Hello Crash Utility Community,

I am hoping that someone in the Crash Analysis community can provide some assistance with a problem that I am having to analyze vmcore files gathered from our 32-bit machines.  I am working to add kexec to our systems so that we can run the crash utility (version 7.0.1) on our appliances and I am having trouble with our 32-bit systems.  Fortunately my 64-bit systems are working fine so I know that can I make the technology work.  I believe that the crash analysis tool does not like the System.map file and I am trying to get to the root cause of this problem.  

My problem originally manifests itself when I try to decode the vmcore file.  After intentionally creating an oops panic event I upload the vmcore file to my build machine and run crash on that system.  While the vmcore file is generated on an appliance I run crash analysis program on the build system that produced the Linux kernel since the appliances are meant to be deployed into the field and will not be accessible for running crash analysis events.

  build# crash -S System.map vmlinux vmcore
  crash 7.0.1
  ...
  crash: read error: kernel virtual address: c1363c5c  type: "cpu_possible_mask"

So I then tried to find what this symbol is within the map:

  build# crash --minimal -S System.map vmlinux vmcore
  ...
  crash> sym cpu_possible_mask
  c1363c5c (R) cpu_possible_mask
  crash> 

From this I can only see that the addresses match up.  So I then decided to run the crash utility on the appliance itself to see what happens.  I copied the crash utility to the appliance and the uncompressed kernel image to the appliance as well.  The appliance boots from a "bzImage" file and the crash utility can't use the bzImage file for processing so I needed to manually copy the uncompressed kernel image to the box.

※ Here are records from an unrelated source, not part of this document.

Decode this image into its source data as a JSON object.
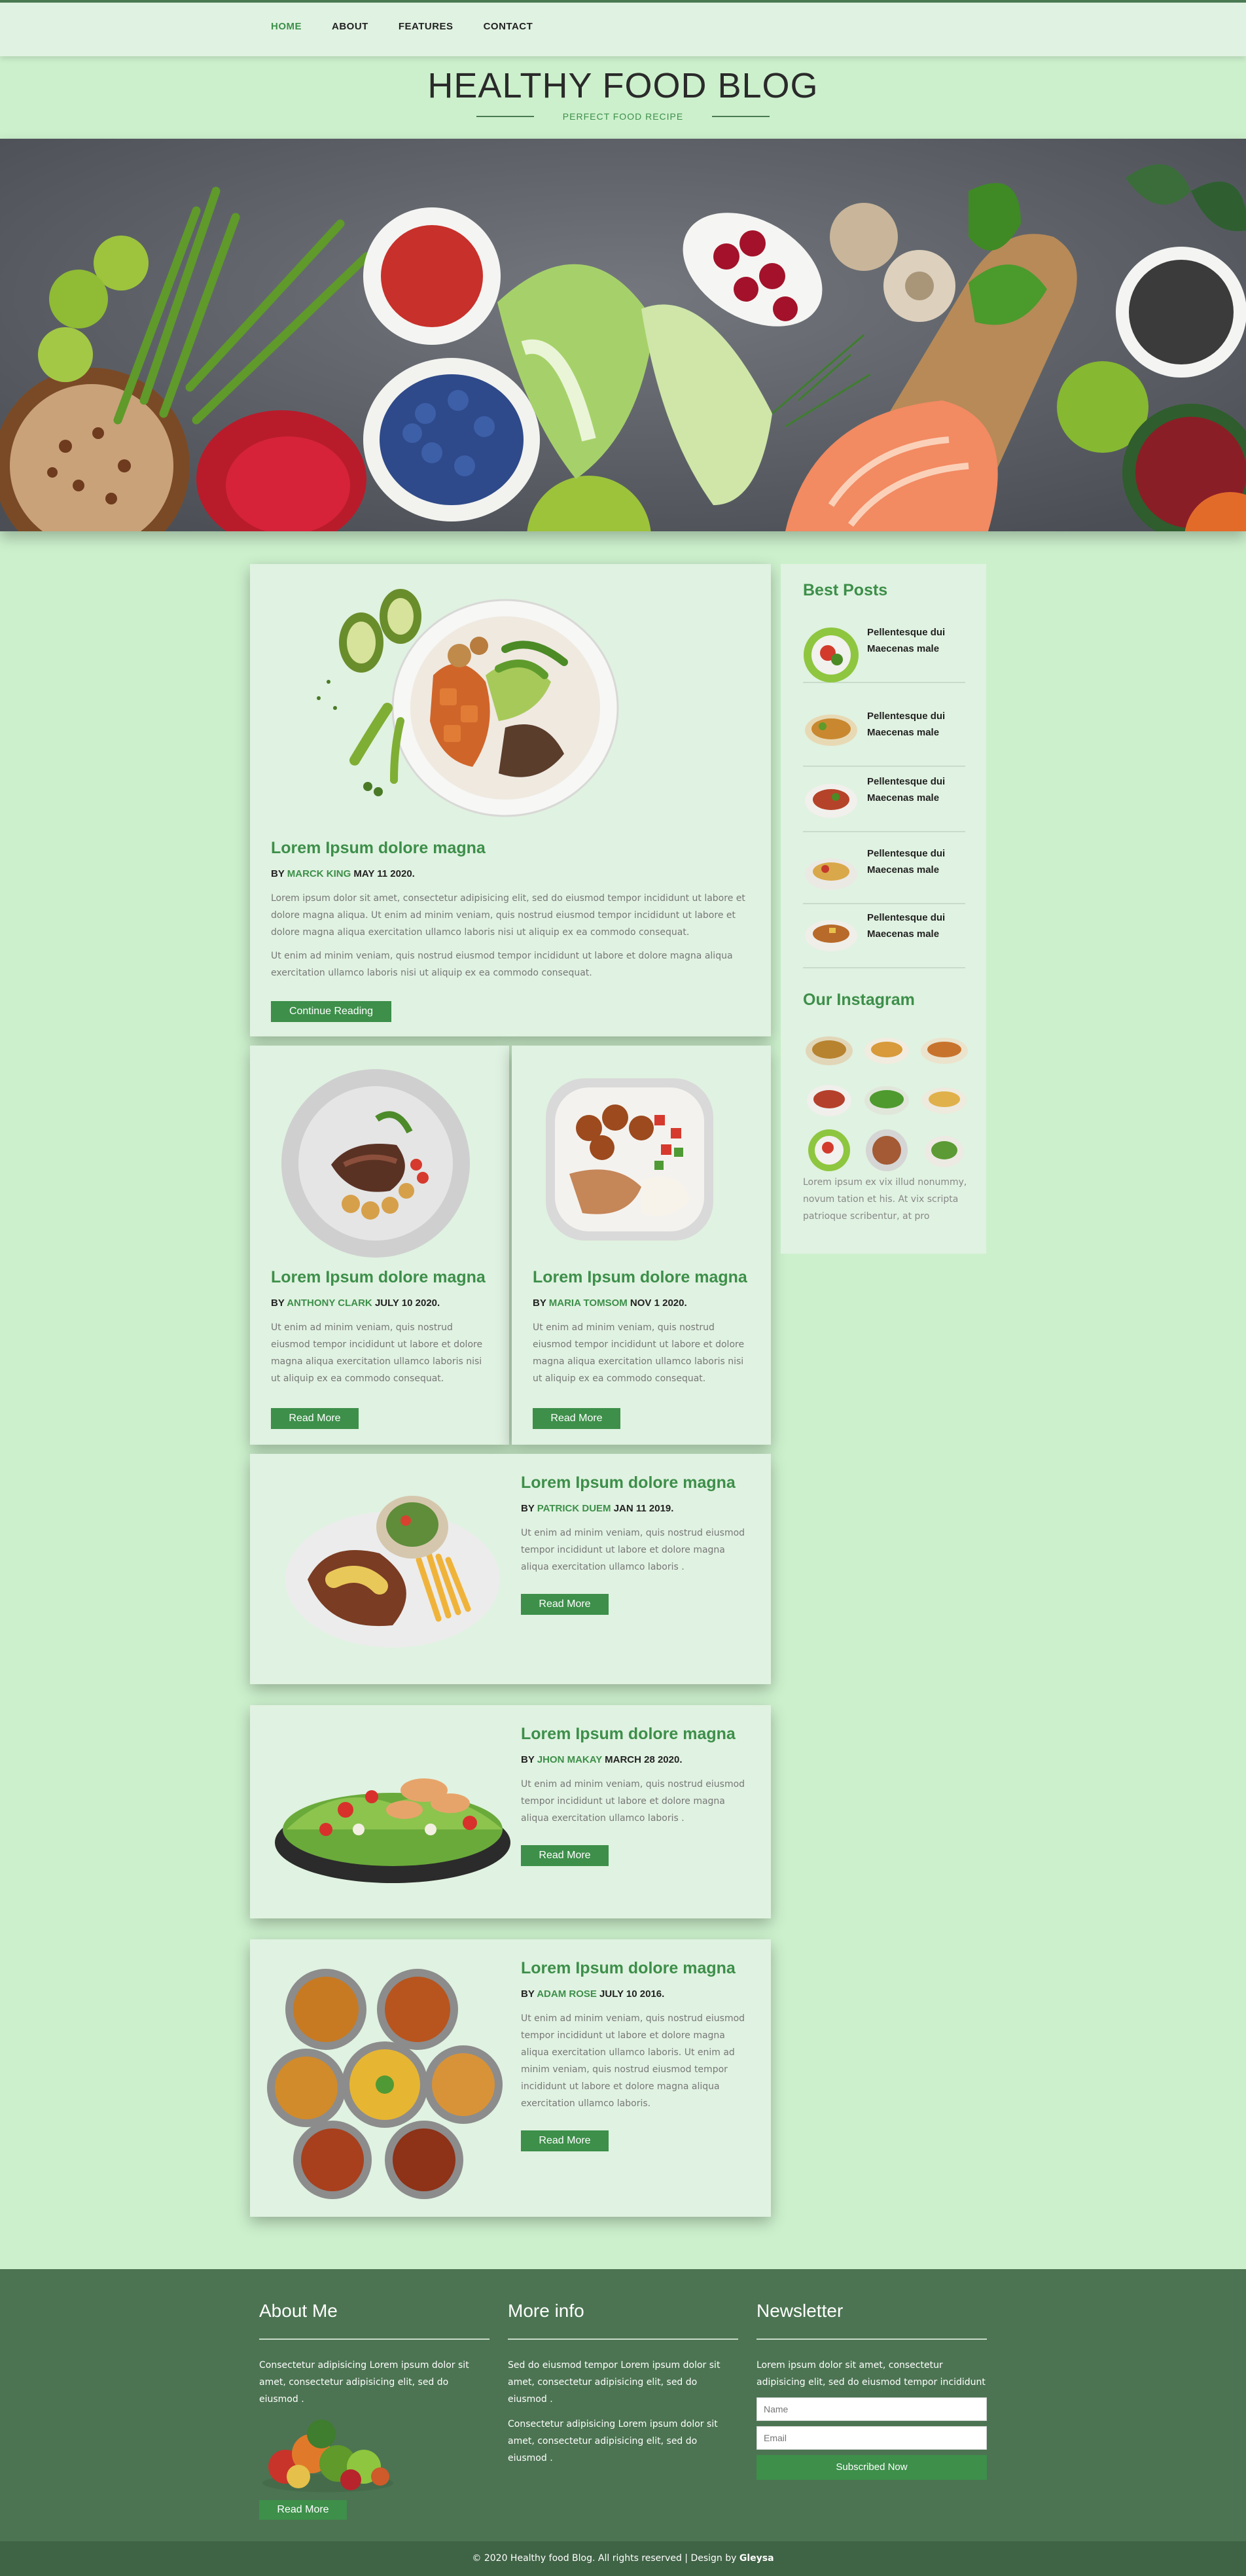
{
  "nav": {
    "items": [
      "HOME",
      "ABOUT",
      "FEATURES",
      "CONTACT"
    ],
    "active": "HOME"
  },
  "header": {
    "title": "HEALTHY FOOD BLOG",
    "tagline": "PERFECT FOOD RECIPE"
  },
  "featured_post": {
    "title": "Lorem Ipsum dolore magna",
    "by": "BY",
    "author": "MARCK KING",
    "date": "MAY 11 2020.",
    "p1": "Lorem ipsum dolor sit amet, consectetur adipisicing elit, sed do eiusmod tempor incididunt ut labore et dolore magna aliqua. Ut enim ad minim veniam, quis nostrud eiusmod tempor incididunt ut labore et dolore magna aliqua exercitation ullamco laboris nisi ut aliquip ex ea commodo consequat.",
    "p2": "Ut enim ad minim veniam, quis nostrud eiusmod tempor incididunt ut labore et dolore magna aliqua exercitation ullamco laboris nisi ut aliquip ex ea commodo consequat.",
    "button": "Continue Reading"
  },
  "posts": [
    {
      "title": "Lorem Ipsum dolore magna",
      "by": "BY",
      "author": "ANTHONY CLARK",
      "date": "JULY 10 2020.",
      "text": "Ut enim ad minim veniam, quis nostrud eiusmod tempor incididunt ut labore et dolore magna aliqua exercitation ullamco laboris nisi ut aliquip ex ea commodo consequat.",
      "button": "Read More"
    },
    {
      "title": "Lorem Ipsum dolore magna",
      "by": "BY",
      "author": "MARIA TOMSOM",
      "date": "NOV 1 2020.",
      "text": "Ut enim ad minim veniam, quis nostrud eiusmod tempor incididunt ut labore et dolore magna aliqua exercitation ullamco laboris nisi ut aliquip ex ea commodo consequat.",
      "button": "Read More"
    },
    {
      "title": "Lorem Ipsum dolore magna",
      "by": "BY",
      "author": "PATRICK DUEM",
      "date": "JAN 11 2019.",
      "text": "Ut enim ad minim veniam, quis nostrud eiusmod tempor incididunt ut labore et dolore magna aliqua exercitation ullamco laboris .",
      "button": "Read More"
    },
    {
      "title": "Lorem Ipsum dolore magna",
      "by": "BY",
      "author": "JHON MAKAY",
      "date": "MARCH 28 2020.",
      "text": "Ut enim ad minim veniam, quis nostrud eiusmod tempor incididunt ut labore et dolore magna aliqua exercitation ullamco laboris .",
      "button": "Read More"
    },
    {
      "title": "Lorem Ipsum dolore magna",
      "by": "BY",
      "author": "ADAM ROSE",
      "date": "JULY 10 2016.",
      "text": "Ut enim ad minim veniam, quis nostrud eiusmod tempor incididunt ut labore et dolore magna aliqua exercitation ullamco laboris. Ut enim ad minim veniam, quis nostrud eiusmod tempor incididunt ut labore et dolore magna aliqua exercitation ullamco laboris.",
      "button": "Read More"
    }
  ],
  "sidebar": {
    "best_posts_heading": "Best Posts",
    "best_posts": [
      {
        "line1": "Pellentesque dui",
        "line2": "Maecenas male"
      },
      {
        "line1": "Pellentesque dui",
        "line2": "Maecenas male"
      },
      {
        "line1": "Pellentesque dui",
        "line2": "Maecenas male"
      },
      {
        "line1": "Pellentesque dui",
        "line2": "Maecenas male"
      },
      {
        "line1": "Pellentesque dui",
        "line2": "Maecenas male"
      }
    ],
    "instagram_heading": "Our Instagram",
    "instagram_text": "Lorem ipsum ex vix illud nonummy, novum tation et his. At vix scripta patrioque scribentur, at pro"
  },
  "footer": {
    "about": {
      "heading": "About Me",
      "text": "Consectetur adipisicing Lorem ipsum dolor sit amet, consectetur adipisicing elit, sed do eiusmod .",
      "button": "Read More"
    },
    "more_info": {
      "heading": "More info",
      "p1": "Sed do eiusmod tempor Lorem ipsum dolor sit amet, consectetur adipisicing elit, sed do eiusmod .",
      "p2": "Consectetur adipisicing Lorem ipsum dolor sit amet, consectetur adipisicing elit, sed do eiusmod ."
    },
    "newsletter": {
      "heading": "Newsletter",
      "text": "Lorem ipsum dolor sit amet, consectetur adipisicing elit, sed do eiusmod tempor incididunt",
      "name_placeholder": "Name",
      "email_placeholder": "Email",
      "button": "Subscribed Now"
    },
    "copyright": "© 2020 Healthy food Blog. All rights reserved | Design by",
    "designer": "Gleysa"
  },
  "colors": {
    "accent": "#3d8f4a",
    "page_bg": "#ccf0cc",
    "card_bg": "#e0f2e1",
    "footer_bg": "#4c7452"
  }
}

I then run the following commands on our appliance for data gathering purposes:

  root@appliance:/var/crash# crash -S /boot/System.map vmlinux-2.6.32.24-sf.pentM-37 
  ...
  WARNING: cannot read linux_banner string                               
  crash: /boot/System.map and /dev/mem do not match!

  root@appliance:/var/crash# ls -l /boot/System.map
  lrwxrwxrwx 1 root root 32 Aug 28 22:32 /boot/System.map -> System.map-2.6.32.24-sf.pentM-37
  root@appliance:/var/crash# 

  root@appliance:/var/crash# cat /proc/version 
  Linux version 2.6.32.24sf.pentM-37 (build@ajax) (gcc version 4.7.1 (GCC) ) #1 PREEMPT Mon Aug 26 22:26:34 UTC 2013
  root@appliance:/var/crash# 

So from everything I can see the Linux kernel and the System.map file are in version agreement but the crash utility disagrees with me. The crash utility is the judge so something is wrong.  My goal is to find out how I can get the information that is needed to determine the problem.

We have build machines that produce Linux kernels for multiple appliances each based upon various processors.  Some are 32-bit and some are 64-bit.  I have made identical changes to the Linux kernel for all of our systems and the 64-bit versions work well while the 32-bit versions do not.  All of our appliances are able to gather the vmcore file after an oops event and the analysis is the only problem.

Is there a way I can determine if a System.map file is good on a system?  Maybe there is some other utility that I can run to analyze a System.map file to see if it agrees with the running system?  My system boots from a compressed bzImage file but I cannot extract an uncompressed Linux kernel file from that bzImage.  I have tried but I have not been successful.  For my testing I need to copy the uncompressed vmlinux file from the build machine since the build machine uses that file as an artifact to create the final bzImage file.

Any ideas for gathering better information would be greatly appreciated.

Thank you,
Patrick